The chemical makeup of the two electrodes is key. In a lithium-ion battery, the positive terminal is made from a lithium compound and is paired with a negative terminal made of graphite. Lithium is lightweight and especially good at freeing up its electrons for graphite to grab, which is why it performs so well. In a potassium battery, the positive terminal is made from (surprise!) potassium. But since potassium is heavy and naturally less energy-dense, says Koratkar, it doesn’t perform as well when paired with the usual graphite-based negative terminal.
Researchers attempting to make a potassium-based battery have discovered that they can get past this issue by making both the positive and negative terminals out of potassium. ‘Such potassium metal batteries can compete with commercial lithium-ion batteries,’ says Koratkar.

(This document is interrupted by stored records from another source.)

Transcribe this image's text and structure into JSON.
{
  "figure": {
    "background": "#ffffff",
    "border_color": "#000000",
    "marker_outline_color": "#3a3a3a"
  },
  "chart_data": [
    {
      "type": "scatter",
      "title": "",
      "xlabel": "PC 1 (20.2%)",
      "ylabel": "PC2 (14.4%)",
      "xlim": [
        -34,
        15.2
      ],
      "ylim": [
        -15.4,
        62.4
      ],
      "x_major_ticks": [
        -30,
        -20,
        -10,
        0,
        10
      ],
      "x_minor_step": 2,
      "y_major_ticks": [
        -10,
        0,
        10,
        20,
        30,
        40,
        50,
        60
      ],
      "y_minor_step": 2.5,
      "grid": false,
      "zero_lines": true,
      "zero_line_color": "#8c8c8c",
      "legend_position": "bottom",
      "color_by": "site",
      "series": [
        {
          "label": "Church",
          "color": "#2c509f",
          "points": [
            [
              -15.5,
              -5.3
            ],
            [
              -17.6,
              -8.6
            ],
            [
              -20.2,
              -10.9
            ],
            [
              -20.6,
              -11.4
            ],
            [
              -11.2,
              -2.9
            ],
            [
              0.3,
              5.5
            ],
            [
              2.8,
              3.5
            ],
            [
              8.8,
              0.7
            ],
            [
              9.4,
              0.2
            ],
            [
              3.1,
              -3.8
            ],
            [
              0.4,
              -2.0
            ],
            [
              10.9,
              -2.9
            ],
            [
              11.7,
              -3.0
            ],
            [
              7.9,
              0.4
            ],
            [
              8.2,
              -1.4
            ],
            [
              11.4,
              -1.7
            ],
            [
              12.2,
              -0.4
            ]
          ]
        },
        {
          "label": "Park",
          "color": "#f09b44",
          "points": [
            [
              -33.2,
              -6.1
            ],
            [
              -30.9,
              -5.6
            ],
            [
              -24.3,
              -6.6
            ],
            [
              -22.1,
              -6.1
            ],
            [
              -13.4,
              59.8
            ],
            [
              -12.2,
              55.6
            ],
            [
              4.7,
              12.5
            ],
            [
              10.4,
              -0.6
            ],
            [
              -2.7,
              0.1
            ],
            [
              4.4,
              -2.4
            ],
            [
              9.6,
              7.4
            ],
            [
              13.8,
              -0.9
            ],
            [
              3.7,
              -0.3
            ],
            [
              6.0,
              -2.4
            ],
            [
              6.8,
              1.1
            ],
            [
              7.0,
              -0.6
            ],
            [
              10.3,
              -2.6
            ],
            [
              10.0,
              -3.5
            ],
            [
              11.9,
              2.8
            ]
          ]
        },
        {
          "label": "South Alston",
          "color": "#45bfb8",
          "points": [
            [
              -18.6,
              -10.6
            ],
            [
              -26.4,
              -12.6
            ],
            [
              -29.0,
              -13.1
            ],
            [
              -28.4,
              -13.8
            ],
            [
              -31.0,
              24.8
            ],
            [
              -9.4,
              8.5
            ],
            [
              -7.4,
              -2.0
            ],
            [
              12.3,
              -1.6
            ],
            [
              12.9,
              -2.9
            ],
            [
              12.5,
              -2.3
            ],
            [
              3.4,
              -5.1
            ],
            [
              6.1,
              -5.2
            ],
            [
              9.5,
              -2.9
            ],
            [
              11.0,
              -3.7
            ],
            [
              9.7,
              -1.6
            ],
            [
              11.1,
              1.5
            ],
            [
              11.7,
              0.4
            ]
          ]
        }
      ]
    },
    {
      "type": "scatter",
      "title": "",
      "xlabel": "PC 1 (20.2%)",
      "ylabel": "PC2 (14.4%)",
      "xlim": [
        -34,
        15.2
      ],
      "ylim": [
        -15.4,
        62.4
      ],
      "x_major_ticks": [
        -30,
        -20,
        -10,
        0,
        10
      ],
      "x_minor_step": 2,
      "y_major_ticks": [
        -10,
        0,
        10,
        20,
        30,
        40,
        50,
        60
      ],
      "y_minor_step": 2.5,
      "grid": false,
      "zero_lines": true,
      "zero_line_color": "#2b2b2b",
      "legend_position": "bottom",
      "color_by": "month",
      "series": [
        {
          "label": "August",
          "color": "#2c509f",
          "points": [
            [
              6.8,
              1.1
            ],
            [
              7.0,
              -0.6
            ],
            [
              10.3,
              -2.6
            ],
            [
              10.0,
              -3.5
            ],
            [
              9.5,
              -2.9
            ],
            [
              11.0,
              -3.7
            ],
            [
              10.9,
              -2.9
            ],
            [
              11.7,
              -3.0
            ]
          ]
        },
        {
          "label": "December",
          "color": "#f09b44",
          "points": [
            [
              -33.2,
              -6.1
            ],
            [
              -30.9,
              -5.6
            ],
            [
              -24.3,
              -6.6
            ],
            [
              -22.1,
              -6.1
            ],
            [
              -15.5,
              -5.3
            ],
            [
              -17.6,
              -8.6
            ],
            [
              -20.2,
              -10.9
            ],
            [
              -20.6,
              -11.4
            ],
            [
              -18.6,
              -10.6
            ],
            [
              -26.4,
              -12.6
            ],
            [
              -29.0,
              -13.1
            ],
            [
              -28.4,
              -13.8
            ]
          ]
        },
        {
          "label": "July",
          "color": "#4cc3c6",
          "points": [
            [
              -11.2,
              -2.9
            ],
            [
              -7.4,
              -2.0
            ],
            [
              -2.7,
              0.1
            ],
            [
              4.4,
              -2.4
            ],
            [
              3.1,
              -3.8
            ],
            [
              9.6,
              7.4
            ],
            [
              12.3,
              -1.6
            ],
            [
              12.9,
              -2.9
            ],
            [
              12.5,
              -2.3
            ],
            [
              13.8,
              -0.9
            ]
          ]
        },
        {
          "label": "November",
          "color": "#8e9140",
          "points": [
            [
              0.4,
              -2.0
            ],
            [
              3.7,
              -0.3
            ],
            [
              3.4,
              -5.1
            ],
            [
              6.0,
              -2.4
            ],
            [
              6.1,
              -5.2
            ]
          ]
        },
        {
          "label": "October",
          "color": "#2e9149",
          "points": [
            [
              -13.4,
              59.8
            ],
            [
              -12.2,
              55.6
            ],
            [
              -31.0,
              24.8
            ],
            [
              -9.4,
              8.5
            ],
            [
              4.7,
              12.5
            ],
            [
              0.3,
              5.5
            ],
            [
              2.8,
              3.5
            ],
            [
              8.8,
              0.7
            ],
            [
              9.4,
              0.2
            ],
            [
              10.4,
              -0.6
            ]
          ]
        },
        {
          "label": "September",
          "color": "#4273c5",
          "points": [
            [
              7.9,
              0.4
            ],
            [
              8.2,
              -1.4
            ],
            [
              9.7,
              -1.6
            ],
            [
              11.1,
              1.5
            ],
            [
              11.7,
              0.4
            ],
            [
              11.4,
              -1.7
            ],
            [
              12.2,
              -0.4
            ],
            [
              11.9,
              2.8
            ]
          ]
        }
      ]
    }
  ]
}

But there is, of course, a catch — one that other researchers attempting to perfect the potassium battery have run into before. The ‘Achilles’ heel,’ Koratkar says, ‘of any metal battery lies in the evolution and growth of sharp metal projections (called dendrites) that can short the battery and result in a fire hazard.’ These dendrites are like tough weeds poking out of concrete. If they break through the structures inside a battery, explosions could ensue.

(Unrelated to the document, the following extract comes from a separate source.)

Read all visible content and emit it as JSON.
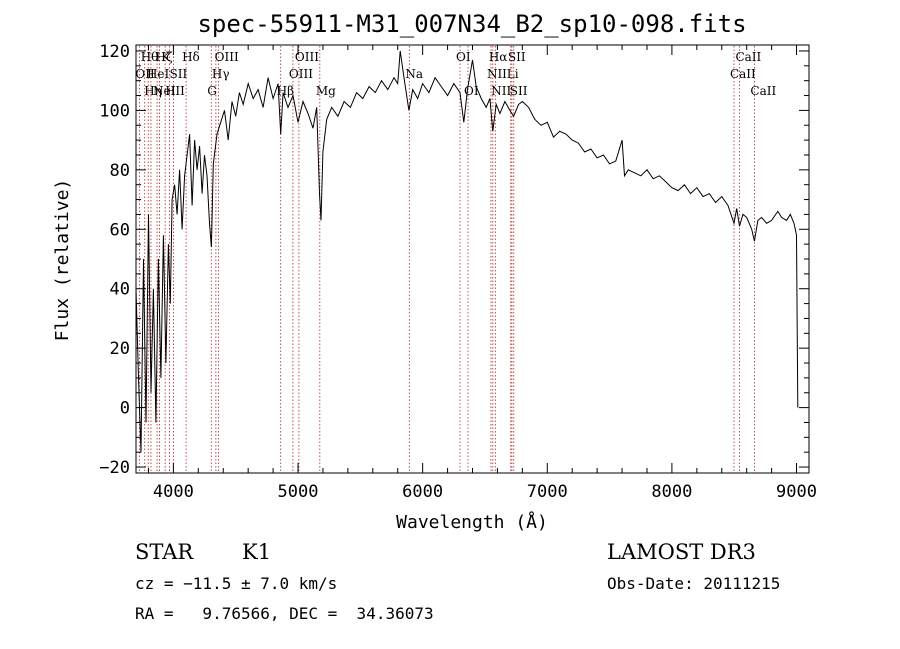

This is where the team made its breakthrough. Rather than wrestle with dendrite formation, the researchers figured out a way to simply burn them off — a process they gently call ‘self-healing.’ To continue with the weeds analogy, self-healing is akin to periodically heating sidewalks, in a controlled way, to toast weeds into oblivion. ‘To our surprise,’ says Koratkar, ‘we found that potassium is far more amenable than lithium for such type of healing.’
If this feat can be reproduced by other researchers, potassium batteries may stand a chance at knocking lithium-ion from its throne. Of course, there’s a lot of potential for things to go wrong with self-heating batteries, but the team has shown it can be done safely in a controlled manner, at least in the small batteries that were tested. To further address safety and scale, the team plans to try reproducing these results in bigger, industrial-scale batteries.
The potential for potassium-ion batteries is enormous: They not only could make it more economical to power consumer electronics but also bigger devices, like electric cars; further, they could provide a way to store power from green energy sources like solar and wind. Excitement about these prospects appears to be reflected in the research, with scientists in Russia, Australia, and Japan publishing papers on potassium-ion batteries in just the past few months.
Research on other alternatives is ongoing as well. Koratkar roughly divides them into two groups based on the family of metal they belong to on the periodic table. Zinc is another cheap metal that shows promise (and interest from investors) as is sodium. Ultimately, it may be that no one battery — but rather a range of alternatives — takes over lithium-ion’s battery monopoly.”